Circa February 1910, Steyning, Sussex, England.

Tozer entered the City of London School in 1870 and, having shown a talent for music, went on to study at the Royal Academy of Music (RAM). His particular skill was with the pipe organ and, having applied for membership of the Royal College of Organists was appointed a Fellow at the young age of 19. He subsequently became a Licentiate with the RAM for his organ ability in 1882 and was made an Associate of the Royal College of Music for his music theory and composition work in 1887. After completing a degree in music at Durham University, he undertook further studies at Oxford University until earning his Doctorate in November 1895.

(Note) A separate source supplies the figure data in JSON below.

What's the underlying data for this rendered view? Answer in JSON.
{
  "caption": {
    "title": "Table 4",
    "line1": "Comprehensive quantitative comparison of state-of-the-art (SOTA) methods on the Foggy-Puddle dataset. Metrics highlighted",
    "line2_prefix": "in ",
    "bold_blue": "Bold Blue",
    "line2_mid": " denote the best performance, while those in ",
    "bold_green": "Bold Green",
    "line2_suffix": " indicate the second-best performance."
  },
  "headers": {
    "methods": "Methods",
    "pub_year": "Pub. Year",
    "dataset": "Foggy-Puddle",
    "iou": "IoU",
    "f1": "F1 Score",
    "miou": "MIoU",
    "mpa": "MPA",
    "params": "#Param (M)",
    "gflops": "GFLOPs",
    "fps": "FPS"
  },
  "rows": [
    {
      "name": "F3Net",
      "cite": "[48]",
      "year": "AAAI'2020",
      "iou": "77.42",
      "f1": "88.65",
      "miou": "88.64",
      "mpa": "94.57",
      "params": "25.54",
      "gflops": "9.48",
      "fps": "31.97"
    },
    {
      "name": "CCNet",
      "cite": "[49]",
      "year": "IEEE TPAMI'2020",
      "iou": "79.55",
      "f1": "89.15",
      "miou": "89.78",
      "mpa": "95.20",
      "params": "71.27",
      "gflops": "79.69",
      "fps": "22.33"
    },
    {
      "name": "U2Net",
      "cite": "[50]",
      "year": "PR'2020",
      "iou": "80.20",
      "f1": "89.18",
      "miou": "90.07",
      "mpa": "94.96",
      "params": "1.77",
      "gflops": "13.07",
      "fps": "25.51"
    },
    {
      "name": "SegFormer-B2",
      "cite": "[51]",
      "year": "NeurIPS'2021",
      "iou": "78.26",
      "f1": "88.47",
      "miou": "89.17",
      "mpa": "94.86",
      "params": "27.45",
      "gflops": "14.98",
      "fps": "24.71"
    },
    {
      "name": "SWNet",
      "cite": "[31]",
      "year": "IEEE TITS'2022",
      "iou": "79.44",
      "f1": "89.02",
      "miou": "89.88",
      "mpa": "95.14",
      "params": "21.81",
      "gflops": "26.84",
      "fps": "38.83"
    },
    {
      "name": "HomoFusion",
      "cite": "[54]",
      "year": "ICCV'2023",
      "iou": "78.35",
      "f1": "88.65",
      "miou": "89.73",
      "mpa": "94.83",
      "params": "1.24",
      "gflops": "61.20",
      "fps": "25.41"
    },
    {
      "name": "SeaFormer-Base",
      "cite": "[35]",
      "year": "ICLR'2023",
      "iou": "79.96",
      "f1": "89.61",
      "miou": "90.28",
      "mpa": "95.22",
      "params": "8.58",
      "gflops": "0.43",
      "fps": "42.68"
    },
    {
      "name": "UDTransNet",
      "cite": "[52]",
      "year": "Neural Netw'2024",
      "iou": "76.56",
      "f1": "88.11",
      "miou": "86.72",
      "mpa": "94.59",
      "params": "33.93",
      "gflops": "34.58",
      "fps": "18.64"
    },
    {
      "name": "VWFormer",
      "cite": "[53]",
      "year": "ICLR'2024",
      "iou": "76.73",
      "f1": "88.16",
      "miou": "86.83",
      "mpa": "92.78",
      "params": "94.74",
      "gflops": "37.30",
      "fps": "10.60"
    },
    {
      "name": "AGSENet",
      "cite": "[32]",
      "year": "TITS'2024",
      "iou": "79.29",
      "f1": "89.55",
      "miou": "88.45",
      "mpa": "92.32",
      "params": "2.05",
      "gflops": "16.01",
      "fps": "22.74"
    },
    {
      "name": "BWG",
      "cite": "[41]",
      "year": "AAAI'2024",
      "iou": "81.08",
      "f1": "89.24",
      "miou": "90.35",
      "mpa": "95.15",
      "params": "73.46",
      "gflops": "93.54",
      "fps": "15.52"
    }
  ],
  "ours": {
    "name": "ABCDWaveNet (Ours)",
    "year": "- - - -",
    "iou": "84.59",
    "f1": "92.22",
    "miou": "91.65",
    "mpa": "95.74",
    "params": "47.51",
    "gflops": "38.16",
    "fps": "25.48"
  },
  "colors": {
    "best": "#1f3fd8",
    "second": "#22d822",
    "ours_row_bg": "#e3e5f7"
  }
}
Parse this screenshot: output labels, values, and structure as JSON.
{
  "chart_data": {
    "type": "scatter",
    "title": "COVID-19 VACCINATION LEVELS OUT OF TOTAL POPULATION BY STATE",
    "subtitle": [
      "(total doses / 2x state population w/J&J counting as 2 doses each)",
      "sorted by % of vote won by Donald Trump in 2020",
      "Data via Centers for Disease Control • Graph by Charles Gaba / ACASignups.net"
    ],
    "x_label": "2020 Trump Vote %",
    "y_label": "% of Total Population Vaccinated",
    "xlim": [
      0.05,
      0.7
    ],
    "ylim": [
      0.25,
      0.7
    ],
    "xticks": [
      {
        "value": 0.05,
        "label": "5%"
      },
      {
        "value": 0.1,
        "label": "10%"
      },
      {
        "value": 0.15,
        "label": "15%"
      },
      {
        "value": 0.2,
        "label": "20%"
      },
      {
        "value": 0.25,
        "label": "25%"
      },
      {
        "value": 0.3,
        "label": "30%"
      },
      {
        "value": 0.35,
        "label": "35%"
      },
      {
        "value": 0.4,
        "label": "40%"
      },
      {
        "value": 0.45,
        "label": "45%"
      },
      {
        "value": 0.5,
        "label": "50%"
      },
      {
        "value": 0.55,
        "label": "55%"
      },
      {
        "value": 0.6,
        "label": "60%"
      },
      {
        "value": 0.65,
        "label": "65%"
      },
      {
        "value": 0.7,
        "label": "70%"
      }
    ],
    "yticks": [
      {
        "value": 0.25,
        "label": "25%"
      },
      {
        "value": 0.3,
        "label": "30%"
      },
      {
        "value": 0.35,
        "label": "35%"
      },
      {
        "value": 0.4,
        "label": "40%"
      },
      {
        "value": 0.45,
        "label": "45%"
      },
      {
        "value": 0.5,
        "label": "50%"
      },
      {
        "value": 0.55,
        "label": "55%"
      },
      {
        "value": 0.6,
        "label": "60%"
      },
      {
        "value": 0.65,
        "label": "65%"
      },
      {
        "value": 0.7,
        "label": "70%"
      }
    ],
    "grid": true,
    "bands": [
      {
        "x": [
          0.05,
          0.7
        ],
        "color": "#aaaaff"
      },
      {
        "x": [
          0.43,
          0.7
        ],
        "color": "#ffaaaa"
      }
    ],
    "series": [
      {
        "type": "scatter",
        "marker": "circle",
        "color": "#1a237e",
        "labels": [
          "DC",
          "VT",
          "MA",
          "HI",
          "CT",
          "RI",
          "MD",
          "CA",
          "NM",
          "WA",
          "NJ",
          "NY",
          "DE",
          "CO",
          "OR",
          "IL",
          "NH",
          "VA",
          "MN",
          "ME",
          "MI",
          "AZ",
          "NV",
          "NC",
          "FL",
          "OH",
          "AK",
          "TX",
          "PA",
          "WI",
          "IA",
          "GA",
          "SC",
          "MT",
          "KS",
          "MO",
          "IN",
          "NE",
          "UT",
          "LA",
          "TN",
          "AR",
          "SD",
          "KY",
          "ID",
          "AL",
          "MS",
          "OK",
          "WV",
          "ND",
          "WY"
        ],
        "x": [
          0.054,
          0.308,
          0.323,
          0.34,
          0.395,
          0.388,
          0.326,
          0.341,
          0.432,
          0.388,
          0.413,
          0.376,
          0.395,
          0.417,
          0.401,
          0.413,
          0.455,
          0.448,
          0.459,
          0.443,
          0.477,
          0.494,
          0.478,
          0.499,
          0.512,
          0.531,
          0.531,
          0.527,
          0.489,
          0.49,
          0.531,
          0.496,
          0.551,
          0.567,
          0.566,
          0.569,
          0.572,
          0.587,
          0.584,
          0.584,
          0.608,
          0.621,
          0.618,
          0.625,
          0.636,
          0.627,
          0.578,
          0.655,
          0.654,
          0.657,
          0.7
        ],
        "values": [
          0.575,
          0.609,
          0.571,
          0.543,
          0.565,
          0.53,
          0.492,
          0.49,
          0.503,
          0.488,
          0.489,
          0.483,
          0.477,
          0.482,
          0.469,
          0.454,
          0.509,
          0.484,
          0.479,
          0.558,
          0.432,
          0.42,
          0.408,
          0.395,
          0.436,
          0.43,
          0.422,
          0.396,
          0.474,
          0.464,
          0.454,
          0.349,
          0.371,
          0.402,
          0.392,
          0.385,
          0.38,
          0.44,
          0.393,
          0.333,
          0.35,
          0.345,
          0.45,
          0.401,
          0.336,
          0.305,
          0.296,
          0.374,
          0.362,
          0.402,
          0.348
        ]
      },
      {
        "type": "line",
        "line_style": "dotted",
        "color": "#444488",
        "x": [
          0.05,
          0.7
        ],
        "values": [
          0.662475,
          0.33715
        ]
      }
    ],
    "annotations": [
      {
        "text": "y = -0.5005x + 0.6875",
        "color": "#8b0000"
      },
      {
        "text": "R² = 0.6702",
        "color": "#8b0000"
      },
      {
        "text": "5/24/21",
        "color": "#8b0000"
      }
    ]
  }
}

His first formal appointment was as organist and choirmaster was at St. Mary Magdalene, St. Leonards-on-Sea, then an Anglican church, and, for a period, also held the position of choirmaster at the newly built Holy Trinity, Hastings.

In 1890 he was admitted to the Sylvestrine Order by Pope Leo XIII for his services to Roman Catholic church music, having composed at least six full masses and edited or compiled several Catholic hymnals. He also worked with Elgar, whose mother was Catholic, on several of his Catholic compositions, and included them in his collection The Complete Benediction Manual; however, Elgar later recounted to Hubert Leicester that Tozer had changed the harmonies so the published version was absolutely different from, and inferior to, Elgar’s original.

Tozer took posts at several Catholic churches before settling on the south coast and becoming music director for the Church of the Sacred Heart, Hove, in 1888.